Palin Displays Her Feminist Side

Lynette Long: Palin Displays Her Feminist Side – From the Washington Post.

AdvancingWomen.com adheres to a strictly non partisan policy, but we do support women and we’d like to see a lot more of them in office and a lot more of them recognizing and talking about positions which will help women.  So we’re always glad to see another excellent post by Lynette Long who is very outspoken on her pro-women positions.

Lynette Long

Lynette Long

HENDERSON, Nev. — Extolling the virtues of equal pay and opportunity for women, this afternoon GOP vice presidential nominee Sarah Palin framed her White House quest in terms of feminist values.

“I have a question for the women in the audience,” the Alaska governor began her speech here at the Henderson Pavillion, underneath an arching white tent. “Are you willing to break the highest, hardest glass ceiling in America?”

Palin surrounded herself onstage with two higher-profile defectors from Sen. Hillary Clinton’s camp — Lynn Rothschild, a member of the Democratic Platform Committee, and Elaine Lafferty, a former editor-in-chief of Ms. Magazine — along with Shelly Mandell, the president of the Los Angeles chapter of the National Organization for Women, Linda Klinge, the vice president of Oregon’s NOW chapter and Prameela Bartholomeusz, a small business owner and member of the Democratic National Platform Committee….

Lynn Rothschild, former Hillary Clinton Supporter

Lynn Rothschild, former Hillary Clinton Supporter

And while Palin has spoken repeatedly on the stump about shattering the “glass ceiling” with her candidacy, this afternoon she lashed out at Democratic nominee Barack Obama as a hypocrite who fails to treat women — including Clinton — as equals.

“When the time came to make a decision, Barack Obama couldn’t bring himself to pick the woman who got eighteen million votes in the primary,” Palin said of Obama’s vice presidential pick, comparing it to the discrimination women face in the workplace every day. “The qualifications are there, but for some reason the promotion never comes … You’ve got to ask yourself, why wasn’t Senator Hillary Clinton even vetted by the Obama campaign?”

Elaine Lafferty, former editor-in-chief Ms. Magazine

Elaine Lafferty, former editor-in-chief Ms. Magazine

Palin went on to suggest Obama discriminated against women employees in his own Senate office, as opposed to GOP presidential nominee John McCain.

“There is a difference between what Barack Obama says and what he does,” she declared. “Out on the stump, he talks about things like equal pay for equal work, but according to Senate records, women on his staff get just 83 cents for every dollar that the men get. What is with that? Does he think that the women aren’t working as hard? Does he think they’re 17 percent less productive?”

“I know one senator who does pay women equal pay,” she added, referring to McCain.

Within minutes of Palin’s remarks, Obama senior advisor Anita Dunn issued a statement saying, “Senator Obama has fought for equal pay for an equal day’s work, while Senator McCain has suggested that women don’t get equal pay because they need more education and training.

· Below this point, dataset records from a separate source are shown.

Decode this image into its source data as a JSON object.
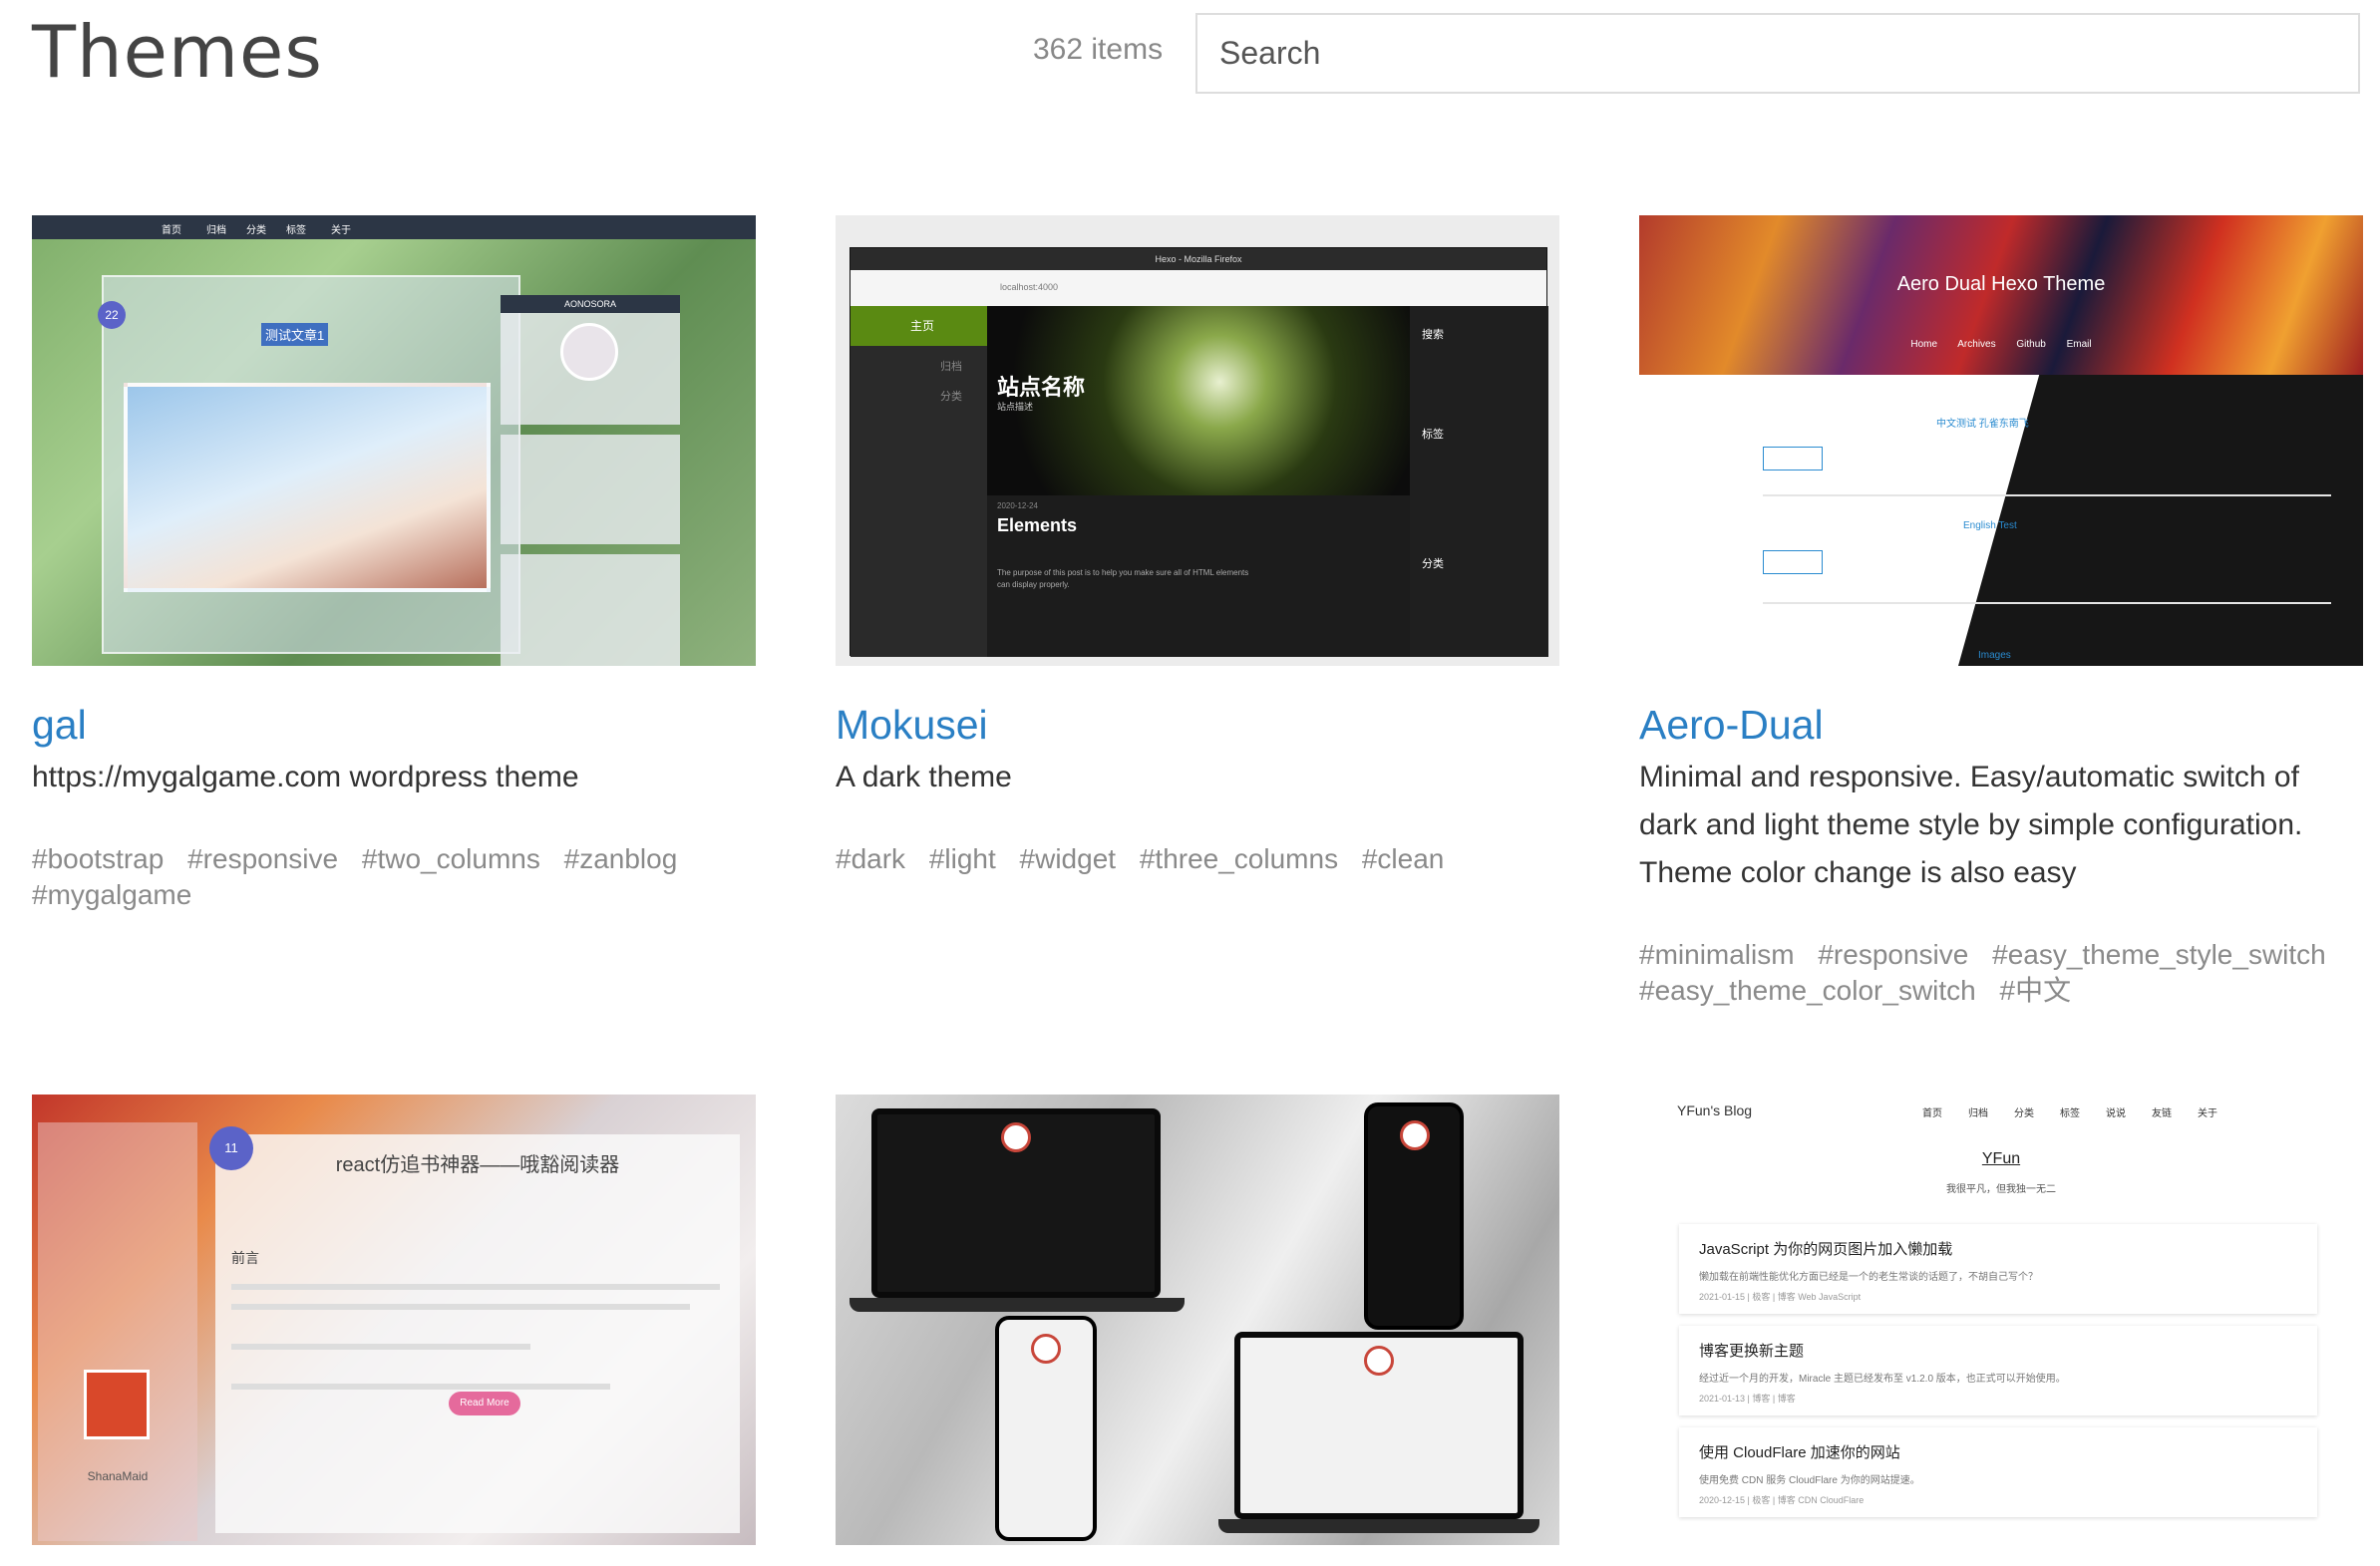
{
  "header": {
    "title": "Themes",
    "count": "362 items",
    "search_placeholder": "Search"
  },
  "themes": [
    {
      "name": "gal",
      "description": "https://mygalgame.com wordpress theme",
      "tags": [
        "#bootstrap",
        "#responsive",
        "#two_columns",
        "#zanblog",
        "#mygalgame"
      ],
      "screenshot": {
        "nav": [
          "首页",
          "归档",
          "分类",
          "标签",
          "关于"
        ],
        "date_badge": "22",
        "post_title": "测试文章1",
        "sidebar_name": "AONOSORA"
      }
    },
    {
      "name": "Mokusei",
      "description": "A dark theme",
      "tags": [
        "#dark",
        "#light",
        "#widget",
        "#three_columns",
        "#clean"
      ],
      "screenshot": {
        "window_title": "Hexo - Mozilla Firefox",
        "url": "localhost:4000",
        "nav_active": "主页",
        "nav_items": [
          "归档",
          "分类"
        ],
        "site_name": "站点名称",
        "site_desc": "站点描述",
        "post_date": "2020-12-24",
        "post_title": "Elements",
        "post_excerpt": "The purpose of this post is to help you make sure all of HTML elements can display properly.",
        "right_sections": [
          "搜索",
          "标签",
          "分类"
        ]
      }
    },
    {
      "name": "Aero-Dual",
      "description": "Minimal and responsive. Easy/automatic switch of dark and light theme style by simple configuration. Theme color change is also easy",
      "tags": [
        "#minimalism",
        "#responsive",
        "#easy_theme_style_switch",
        "#easy_theme_color_switch",
        "#中文"
      ],
      "screenshot": {
        "title": "Aero Dual Hexo Theme",
        "menu": "Home Archives Github Email",
        "post1_title": "中文测试 孔雀东南飞",
        "post2_title": "English Test",
        "footer": "Images"
      }
    },
    {
      "name": "",
      "description": "",
      "tags": [],
      "screenshot": {
        "date_badge": "11",
        "post_title": "react仿追书神器——哦豁阅读器",
        "section": "前言",
        "button": "Read More",
        "profile_name": "ShanaMaid"
      }
    },
    {
      "name": "",
      "description": "",
      "tags": [],
      "screenshot": {}
    },
    {
      "name": "",
      "description": "",
      "tags": [],
      "screenshot": {
        "blog_title": "YFun's Blog",
        "nav": [
          "首页",
          "归档",
          "分类",
          "标签",
          "说说",
          "友链",
          "关于"
        ],
        "site_name": "YFun",
        "subtitle": "我很平凡，但我独一无二",
        "posts": [
          {
            "title": "JavaScript 为你的网页图片加入懒加载",
            "summary": "懒加载在前端性能优化方面已经是一个的老生常谈的话题了，不胡自己写个？",
            "meta": "2021-01-15 | 极客 | 博客 Web JavaScript"
          },
          {
            "title": "博客更换新主题",
            "summary": "经过近一个月的开发，Miracle 主题已经发布至 v1.2.0 版本，也正式可以开始使用。",
            "meta": "2021-01-13 | 博客 | 博客"
          },
          {
            "title": "使用 CloudFlare 加速你的网站",
            "summary": "使用免费 CDN 服务 CloudFlare 为你的网站提速。",
            "meta": "2020-12-15 | 极客 | 博客 CDN CloudFlare"
          }
        ]
      }
    }
  ]
}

While Senator Obama has proposed a plan to help working women, the McCain-Palin campaign offers just more negative attacks and distortions.”

An Obama aide who asked not to identified said that women on McCain’s staff earn more comparable salaries to men on staff because they occupy more senior, high-paid posts in the Arizona senator’s office, not because Obama discriminates against women.

Palin went on to say, if elected, she would pursue policies such as flexibility in labor laws so women could engage in more telecommuting and would push for a tax code “that doesn’t penalize working families.”

“Working mothers need an advocate, and they will have one when this working mother is working for all of you,” she said, as the crowd cheered.

A former high school basketball player, Palin then launched into a detailed discussion of Title IX, a 1972 law that banned discrimination in any educational program or activity that receives federal financial assistance. The law applies to a broad range of activities, but it has helped ensure high schools and colleges provide equal funding for sports programs and other measures in which men and women participate.

Palin said that she had benefited from Title IX, and for women of her generation, “Over time, that opened more than doors to just the gymnasium. It allowed us to view ourselves, and our futures, in a different way.”

While she credited feminists with the enactment of Title IX — saying, “We owed that opportunity to women, to feminists who came before us” — Palin quickly emphasized that Americans who embraced a different ideology could also push for gender equality. “A belief in equal opportunity is not just the cause of feminists. It’s the creed of our country.”

Toward the end of her remarks Palin seemed to echo the theme that Clinton touted as First Lady: that women across the globe deserved the same rights that American women enjoy, including freedom for sex trafficking and honor killings. “If I am elected, these women will have an advocate and an defender in the forty-seventh vice president of the United States,” she told the audience.

Let’s hope that either candidate who is elected will choose to advocate for and defend women. It’s high time.